22Au cours des années 1760-1790, la bibliothèque s’enrichit en moyenne de 2000 ouvrages par an. Ainsi, à la fin du xviiie siècle, elle comptait 170000 volumes. Pour prendre quelques points de comparaison, la bibliothèque universitaire de Halle comprenait à cette époque 12 000 volumes et celle de Cambridge, 30 00033. La bibliothèque de Göttingen, sur le plan quantitatif au moins, constituait donc une exception. Mais il ne s’agissait pas, l’on s’en doute, d’acheter des ouvrages de façon arbitraire : le but était de réunir les livres les meilleurs, c’est-à-dire les livres utiles et susceptibles de faire progresser le savoir. Ce sont là les critères de l’Historia literaria, discipline qui avait pour objet l’histoire du savoir – des origines jusqu’à nos jours – et méthode dont le but était de donner aux savants les moyens de faire progresser l’érudition avec la plus grande efficacité34. Dans cette logique, les livres étaient en partie sélectionnés par les professeurs – ils transmettaient leurs souhaits au directeur de la bibliothèque35 – qui choisissaient les ouvrages en fonction de leurs intérêts scientifiques et des séminaires qu’ils donnaient. La bibliothèque, on le voit, servait donc avant tout les intérêts de l’université. L’utilisation extrêmement intensive dont elle fit l’objet se lit dans les registres de prêt : en 1771, environ 4500 ouvrages furent empruntés par les étudiants et les professeurs.
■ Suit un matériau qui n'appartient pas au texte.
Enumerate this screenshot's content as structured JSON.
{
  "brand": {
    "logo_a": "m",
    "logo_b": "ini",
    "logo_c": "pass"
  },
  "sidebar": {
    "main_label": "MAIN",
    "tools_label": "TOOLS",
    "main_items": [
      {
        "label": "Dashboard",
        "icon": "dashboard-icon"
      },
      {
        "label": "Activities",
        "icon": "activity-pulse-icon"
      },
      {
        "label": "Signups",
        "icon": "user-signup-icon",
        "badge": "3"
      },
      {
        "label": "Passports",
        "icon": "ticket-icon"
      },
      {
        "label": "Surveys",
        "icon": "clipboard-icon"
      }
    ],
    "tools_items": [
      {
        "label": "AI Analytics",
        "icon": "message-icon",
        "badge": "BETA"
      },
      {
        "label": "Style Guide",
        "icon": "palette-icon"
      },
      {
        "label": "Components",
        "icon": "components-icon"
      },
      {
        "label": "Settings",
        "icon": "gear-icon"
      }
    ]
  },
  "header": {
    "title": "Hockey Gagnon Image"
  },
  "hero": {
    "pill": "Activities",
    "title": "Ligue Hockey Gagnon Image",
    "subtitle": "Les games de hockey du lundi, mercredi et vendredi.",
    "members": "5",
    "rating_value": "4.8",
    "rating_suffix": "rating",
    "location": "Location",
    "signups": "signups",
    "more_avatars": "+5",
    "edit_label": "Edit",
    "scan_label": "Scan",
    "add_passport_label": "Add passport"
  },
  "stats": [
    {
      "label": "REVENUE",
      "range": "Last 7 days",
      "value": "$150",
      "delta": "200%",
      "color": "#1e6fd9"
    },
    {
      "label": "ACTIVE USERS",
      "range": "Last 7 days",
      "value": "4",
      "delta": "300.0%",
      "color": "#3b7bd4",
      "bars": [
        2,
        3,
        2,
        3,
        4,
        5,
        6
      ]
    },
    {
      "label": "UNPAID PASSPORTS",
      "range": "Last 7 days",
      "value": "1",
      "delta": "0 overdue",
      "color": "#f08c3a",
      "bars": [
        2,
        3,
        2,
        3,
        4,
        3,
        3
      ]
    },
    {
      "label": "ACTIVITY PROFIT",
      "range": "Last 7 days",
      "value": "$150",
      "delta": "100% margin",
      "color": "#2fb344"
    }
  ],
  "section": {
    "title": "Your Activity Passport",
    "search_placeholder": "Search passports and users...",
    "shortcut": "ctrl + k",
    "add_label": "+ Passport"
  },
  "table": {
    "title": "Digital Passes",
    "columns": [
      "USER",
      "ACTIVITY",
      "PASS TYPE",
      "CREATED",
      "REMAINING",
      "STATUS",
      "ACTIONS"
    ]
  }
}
23Les représentants de la bibliothèque ne se contentèrent pas de réunir un fonds important. Ils s’arrangèrent pour faire savoir au reste du monde savant les trésors rassemblés à Göttingen. Le journal savant leur offrait un outil idéal pour promouvoir la bibliothèque. Les livres achetés, en effet, s’ils étaient suffisamment neufs, faisaient l’objet de comptes rendus dans les Göttingische gelehrte Anzeigen. Être neuf signifiait concrètement n’avoir encore été annoncé par aucun autre journal savant. De fait, c’est souvent dans les Göttingische gelehrte Anzeigen qu’on trouve les premiers comptes rendus d’œuvres étrangères, françaises en particulier, plus difficilement accessibles sur le marché du livre allemand que la production nationale. En raison de cette utilisation du journal savant pour annoncer les nouvelles acquisitions, Herder qualifia les Göttingische gelehrte Anzeigen de répertoire commenté de la bibliothèque36.
24Les stratégies de publicité adoptées à Göttingen portèrent rapidement leur fruit : très vite, la réputation de la bibliothèque dépassa le cadre local de Göttingen, puis celui de l’Empire. Ainsi écrivait avec admiration un voyageur français en 1792 :
La bibliothèque de Göttingen ne possède ni autant de manuscrits ni autant de livres anciens et rares que celle de Paris : cependant si je devais écrire des livres qui exigent de l’érudition, je préfèrerais les écrire à Göttingen plutôt que dans n’importe quel autre lieu. On trouve dans cette bibliothèque presque toutes les œuvres de toutes les nations qui sont parues chez elles et qui paraissent encore ; car un professeur doit seulement faire savoir à la bibliothèque qu’un livre ou un autre est paru et que son acquisition serait utile à la bibliothèque, pour qu’il soit tout de suite acheté, égal le pays [d’où il vienne] et la langue dans lequel il soit écrit37.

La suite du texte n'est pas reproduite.